Title: Falling Skies
Genre: Family SciFi
Cast: Noah Wyle (Actor), Moon Bloodgood (Actor)
Watched: Late October, 2013
Summary: V meets The Road
Steven Speilberg produced TV has a checkered history, most being cheesy and family oriented. But he keeps on trying, and I have to admire him for pushing Science Fiction more into the mainstream (Earth 2, Seaquest, Terra Nova, Falling Skies, Under the Dome, Extant and more).

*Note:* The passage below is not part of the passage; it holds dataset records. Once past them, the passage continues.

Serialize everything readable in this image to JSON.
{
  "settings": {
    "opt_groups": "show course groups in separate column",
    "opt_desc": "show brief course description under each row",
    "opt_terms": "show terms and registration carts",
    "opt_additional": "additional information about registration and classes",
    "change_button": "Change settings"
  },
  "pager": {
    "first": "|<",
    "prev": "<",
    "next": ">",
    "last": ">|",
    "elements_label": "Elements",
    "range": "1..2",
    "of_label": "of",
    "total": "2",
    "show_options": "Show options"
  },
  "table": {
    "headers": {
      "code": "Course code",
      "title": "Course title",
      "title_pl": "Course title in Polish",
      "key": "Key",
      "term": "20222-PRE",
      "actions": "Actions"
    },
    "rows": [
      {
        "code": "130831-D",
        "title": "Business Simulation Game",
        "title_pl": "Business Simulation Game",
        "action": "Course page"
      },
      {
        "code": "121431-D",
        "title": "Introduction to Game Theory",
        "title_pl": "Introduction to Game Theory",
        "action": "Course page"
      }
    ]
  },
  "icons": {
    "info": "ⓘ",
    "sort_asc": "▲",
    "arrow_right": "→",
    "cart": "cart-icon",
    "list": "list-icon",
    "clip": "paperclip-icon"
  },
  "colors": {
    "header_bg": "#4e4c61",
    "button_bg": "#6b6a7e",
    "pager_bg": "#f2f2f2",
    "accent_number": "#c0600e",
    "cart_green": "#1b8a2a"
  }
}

Falling Skies is without a doubt the best of the above (excepting Extant which isn’t out yet). It has the family feel of Terra Nova, but is far less monster of the week. This is post apocalyptic fiction, and begins six months AFTER an alien invasion pretty much wiped out everyone. The survivors are scraping by, fighting aliens when they can, scavenging, and mostly just surviving. The story concentrates on the Mason family: a dad and three sons who have managed to keep together (barely) in this new world. In overall feel, the show borrows heavily from the zombie survival and alien invasion genres. It even reminds me at times of The Last of Us — only far, far less bleak.
For TV, and given the big scope of a ruined America and several different types of nasty aliens (some flesh, some mechanical), the show looks pretty impressive. The feel is a little cheesier than Continuum and its slick future Canada, but far more ambitious given that every shot features a destroyed and trash-covered Eastern-seaboard. There is that slight unintentional camp and softness that is the hallmark of the family drama. Falling Skies dishes out some punishment to its characters — people die (or worse) — but the atmosphere isn’t one of perpetual fear and dread like The Last of Us or the Road.

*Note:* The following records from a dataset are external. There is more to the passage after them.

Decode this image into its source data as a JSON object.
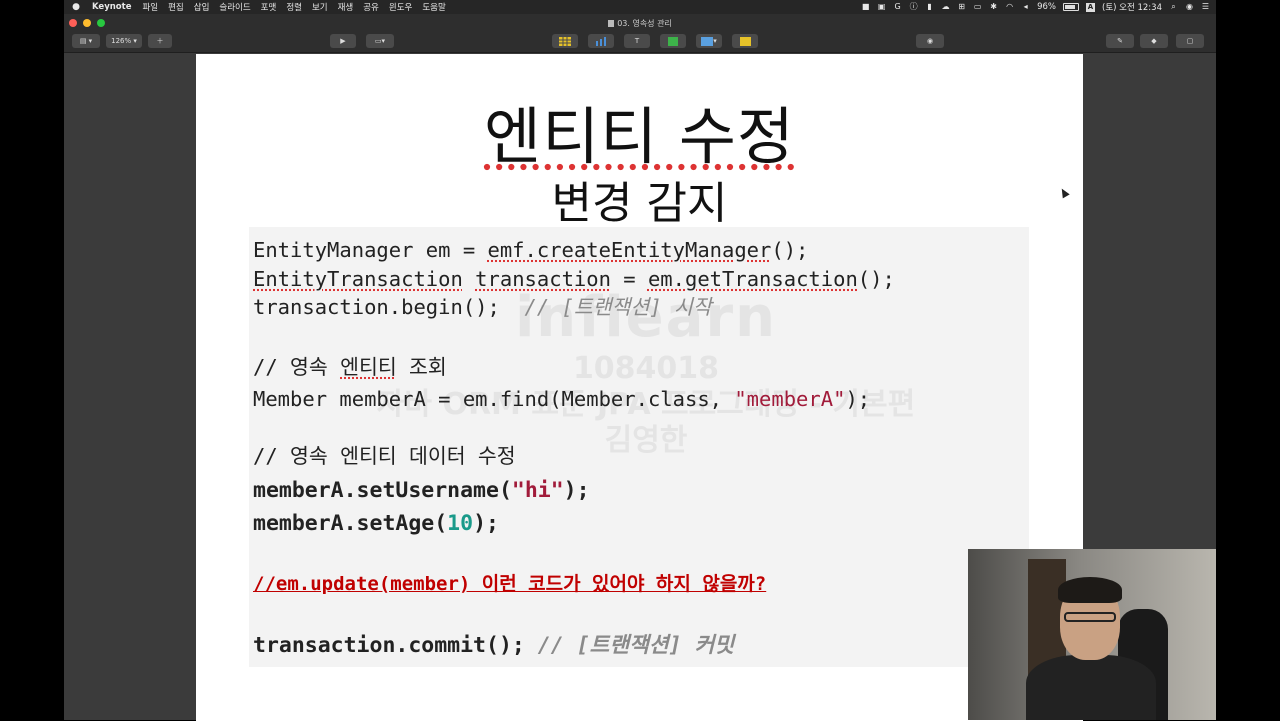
{
  "menubar": {
    "app_name": "Keynote",
    "items": [
      "파일",
      "편집",
      "삽입",
      "슬라이드",
      "포맷",
      "정렬",
      "보기",
      "재생",
      "공유",
      "윈도우",
      "도움말"
    ],
    "battery": "96%",
    "clock": "(토) 오전 12:34",
    "input_source": "A"
  },
  "window": {
    "title": "03. 영속성 관리"
  },
  "toolbar": {
    "zoom": "126%"
  },
  "slide": {
    "title": "엔티티 수정",
    "subtitle": "변경 감지",
    "code": {
      "line1_plain": "EntityManager em = ",
      "line1_call": "emf.createEntityManager",
      "line1_end": "();",
      "line2_type": "EntityTransaction",
      "line2_mid": " ",
      "line2_var": "transaction",
      "line2_eq": " = ",
      "line2_call": "em.getTransaction",
      "line2_end": "();",
      "line3_code": "transaction.begin();  ",
      "line3_comment": "// [트랜잭션] 시작",
      "line4_comment_prefix": "// 영속 ",
      "line4_comment_word": "엔티티",
      "line4_comment_suffix": " 조회",
      "line5_code": "Member memberA = em.find(Member.class, ",
      "line5_str": "\"memberA\"",
      "line5_end": ");",
      "line6_comment": "// 영속 엔티티 데이터 수정",
      "line7_code": "memberA.setUsername(",
      "line7_str": "\"hi\"",
      "line7_end": ");",
      "line8_code": "memberA.setAge(",
      "line8_num": "10",
      "line8_end": ");",
      "line9_question": "//em.update(member) 이런 코드가 있어야 하지 않을까?",
      "line10_code": "transaction.commit(); ",
      "line10_comment": "// [트랜잭션] 커밋"
    },
    "watermark": {
      "logo": "inflearn",
      "id": "1084018",
      "course": "자바 ORM 표준 JPA 프로그래밍 - 기본편",
      "author": "김영한"
    }
  }
}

Ultimately, this show works, and is held together by a solid set of believable characters and likable performances. Noah Wyle works as former history professor turned military man. I’m less of a fan of his superior officer, Captain Weaver, but the teens do a good job: his two sons Hal and Ben, and a complex triangle of blondes Margaret and Karen. Biker badass turned monster-hunter John Pope is quite amusing — even if not entirely consistent — and manages to imbue a role that could be cheesy with considerable charisma.
The aliens themselves, their goals and types, are a bit opaque. We have mechs, skitters (at least 2 factions), harnessed humans, fishheads, and in season 3, the Volm. I actually like that things weren’t clear, but as secrets are revealed, I didn’t always buy the writer’s choices. They borrow more heavily from pop-culture aliens than from any deep reading of the literary genre (which features considerably more sophisticated modeling of possible invasion reasons — like Gregory Benford’s incredible Galactic Center series). The show uses the mechanic of alien bio-device infiltration to create what is essentially a zombie mechanic, and at times a “turned” mechanic. This is familiar territory, particularly for Buffy fans like myself. Somehow, it all feels a bit light in Falling Skies. Maybe it’s a tonal thing. Despite the dark happenings, and blue-gray color palette, the show usually maintains a fairly upbeat mood.
Season 1-2 run together seamlessly, but with season 3 there is one of those disconcerting season breaks and then a fairly different balance of power. A new alien race is introduced and the whole feel is slightly different, perhaps more serious. I felt a little less engaged during this third outing even though intellectually I appreciated the effort to mix it up.
Overall, I have to give Falling Skies a B+. It tries hard. It’s more ambitious and even more successful than most Science Fiction television. The writing, acting, and production are all solid. Somehow it falls short of greatness — or even of breathing new life into the genre — still, it’s well worth a watch.